Extracting Places, Dates, People, Organisations

spaCy has excellent pre-trained named-entity recognisers for a few different languages. You can test them out in this interactive demo. We don’t recommend that you try to train your own NER using spaCy, unless you have a lot of data and know what you are doing. Note that some spaCy models are highly case-sensitive.
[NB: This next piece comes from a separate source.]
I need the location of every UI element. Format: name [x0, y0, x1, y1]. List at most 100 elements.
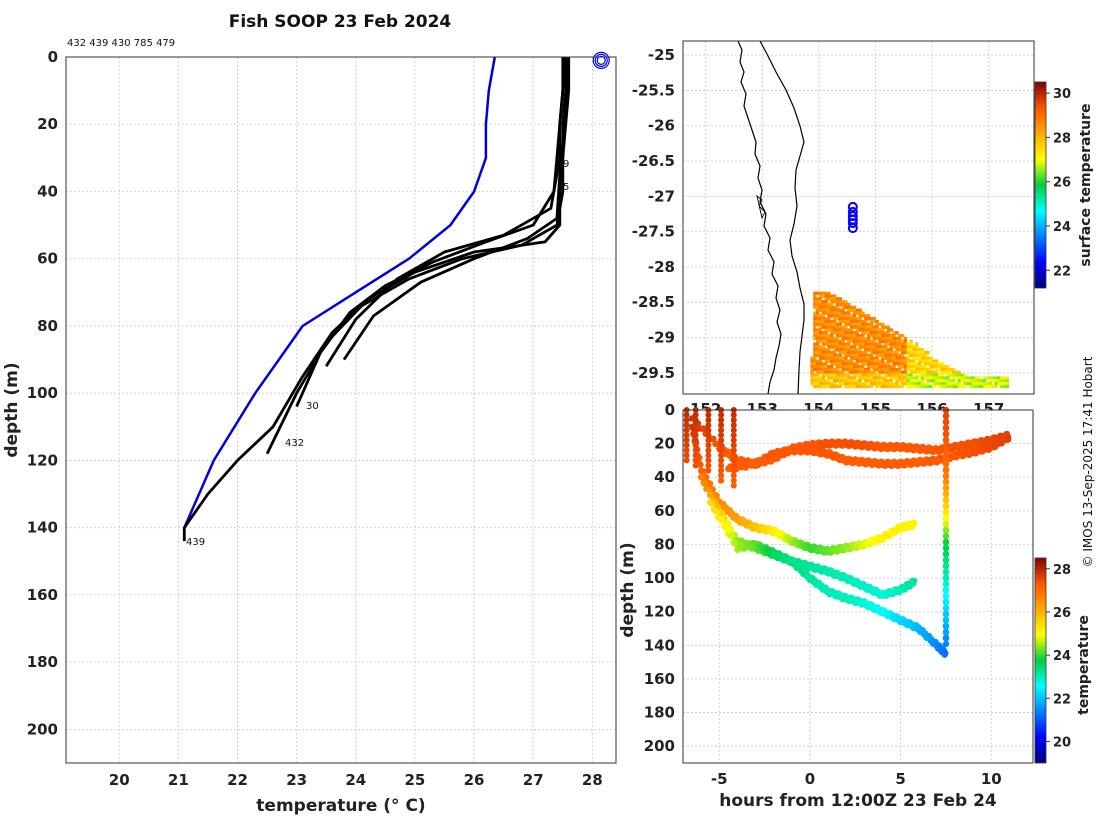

Dates, Amounts of Money, Durations, Distances, Ordinals

The duckling library does a great job of turning expressions like “next Thursday at 8pm” into actual datetime objects that you can use, e.g.

"next Thursday at 8pm"
=> {"value":"2018-05-31T20:00:00.000+01:00"}

The list of supported languages can be found here. Duckling can also handle durations like “two hours”, amounts of money, distances, and ordinals. Fortunately, there is a duckling docker container ready to use, that you just need to spin up and connect to Rasa NLU (see DucklingHTTPExtractor).

Regular Expressions (regex)

You can use regular expressions to help the CRF model learn to recognize entities. In your training data (see Training Data Format) you can provide a list of regular expressions, each of which provides the CRFEntityExtractor with an extra binary feature, which says if the regex was found (1) or not (0).

For example, the names of German streets often end in strasse. By adding this as a regex, we are telling the model to pay attention to words ending this way, and will quickly learn to associate that with a location entity.

If you just want to match regular expressions exactly, you can do this in your code, as a postprocessing step after receiving the response from Rasa NLU.

Passing Custom Features to CRFEntityExtractor

If you want to pass custom features, such as pre-trained word embeddings, to CRFEntityExtractor, you can add any dense featurizer to the pipeline before the CRFEntityExtractor. CRFEntityExtractor automatically finds the additional dense features and checks if the dense features are an iterable of len(tokens), where each entry is a vector. A warning will be shown in case the check fails. However, CRFEntityExtractor will continue to train just without the additional custom features. In case dense features are present, CRFEntityExtractor will pass the dense features to sklearn_crfsuite and use them for training.